Mayor Muriel Bowser during a speech at the Pride Parade on June 12, 2021. / Shutterstock

Washington D.C., Apr 8, 2022 / 17:16 pm (CNA).

In her first public comment on the case, D.C. Mayor Muriel Bowser gave no indication Friday that the city intends to autopsy the remains of five aborted babies that anti-abortion activists claim to have rescued from being disposed as medical waste.

Instead, in a letter responding to Republican lawmakers in Congress who wrote to her calling for the city to investigate whether the abortionist broke the federal law, Bowser said one of the activists may have broken federal law.

Bowser’s letter centered on anti-abortion activist Lauren Handy, who said she and Terrisa Bukovinac — both members of the Progressive Anti-Abortion Uprising (PAAU) — received the aborted baby remains outside of a local abortion clinic from the driver of a medical waste disposal company. 

The group says they recovered the remains of a total of 115 babies, five of whom were of late gestation. At the group’s request, the Metropolitan Police Department retrieved the remains of those five babies on March 30, according to PAAU. The other babies were given a funeral Mass and a dignified burial, the group says.

Bowser referred all questions regarding the indictment of Handy “for extremist anti-abortion activity” in D.C. in 2020 and “her claim of responsibility for tampering with fetal remains as reported last week” to the Department of Justice.

“The above referenced indictment and Ms.
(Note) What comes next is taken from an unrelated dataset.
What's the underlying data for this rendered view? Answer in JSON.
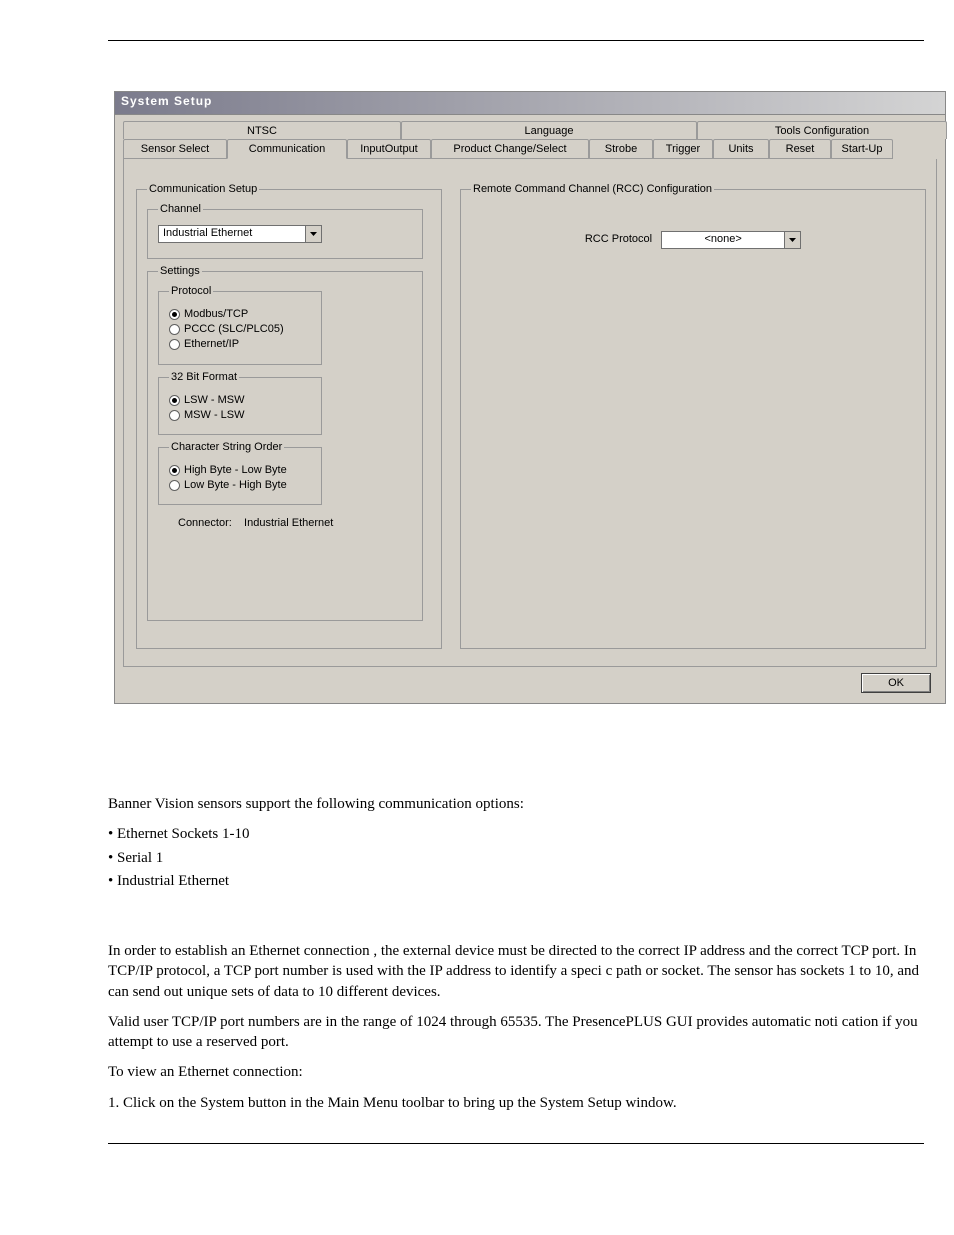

Handy’s claim of responsibility for March 30, 2022, and the MPD’s discoveries are, potentially, serious violations of federal law,” she said.

The April 5 letter that Republican lawmakers addressed to Bower and MPD Chief Robert J. Contee III did not reference Handy’s indictment, however. Attorney General Merrick Garland also received a copy.

“These five children, like all children, have inherent value and deserved better than abortion – they deserved life,” the letter spearheaded by Sen. James Lankford (R-Oklahoma) read. “But at a minimum, they deserve to have their deaths investigated to ensure that no D.C. or federal laws were broken.”

The lawmakers concluded with seven questions that they originally asked Bowser and Contee to answer by April 6. Among other things, they asked for autopsies and proper burials for the five babies of later gestation.

In response, Bukovinac told CNA: “Mayor Bowser’s virtue signaling to pro-abortion extremists is just pathetic political postioning at the expense of justice for these babies. Lauren and I are incredibly grateful to Senator Lankford for standing by Santangelo’s victims.”

Lankford, who shared Bowser’s response on Twitter, said, “This response tells me @MayorBowser thinks revealing the death of children is a crime, not taking the lives of children. Where are the babies? What has happened to them? Will they investigate or consider, for 1 sec, the possibility innocent lives are being taken for profit in DC?”

Handy, along with eight others, was indicted on March 30, the same day that D.C. police retrieved the babies’ remains from her apartment. She was charged with conspiracy against rights and Freedom of Access to Clinic Entrances Act (FACE Act) offense after an incident at the ​​Washington Surgi-Clinic in 2020.

Washington Surgi-Clinic, where PAAU says the babies’ remains came from, is operated by Dr. Cesare Santangelo, an OBGYN and well-known abortionist in Washington. In 2013 the pro-life group Live Action released a video it secretly recorded in which Santangelo says that he would allow a child who survived an abortion attempt to die if the child was born during the procedure. CNA has contacted the clinic multiple times for comment and has received no response.

The Metropolitan Police Department is currently consulting with the United States Attorney’s Office for D.C. on both matters, Bowser said.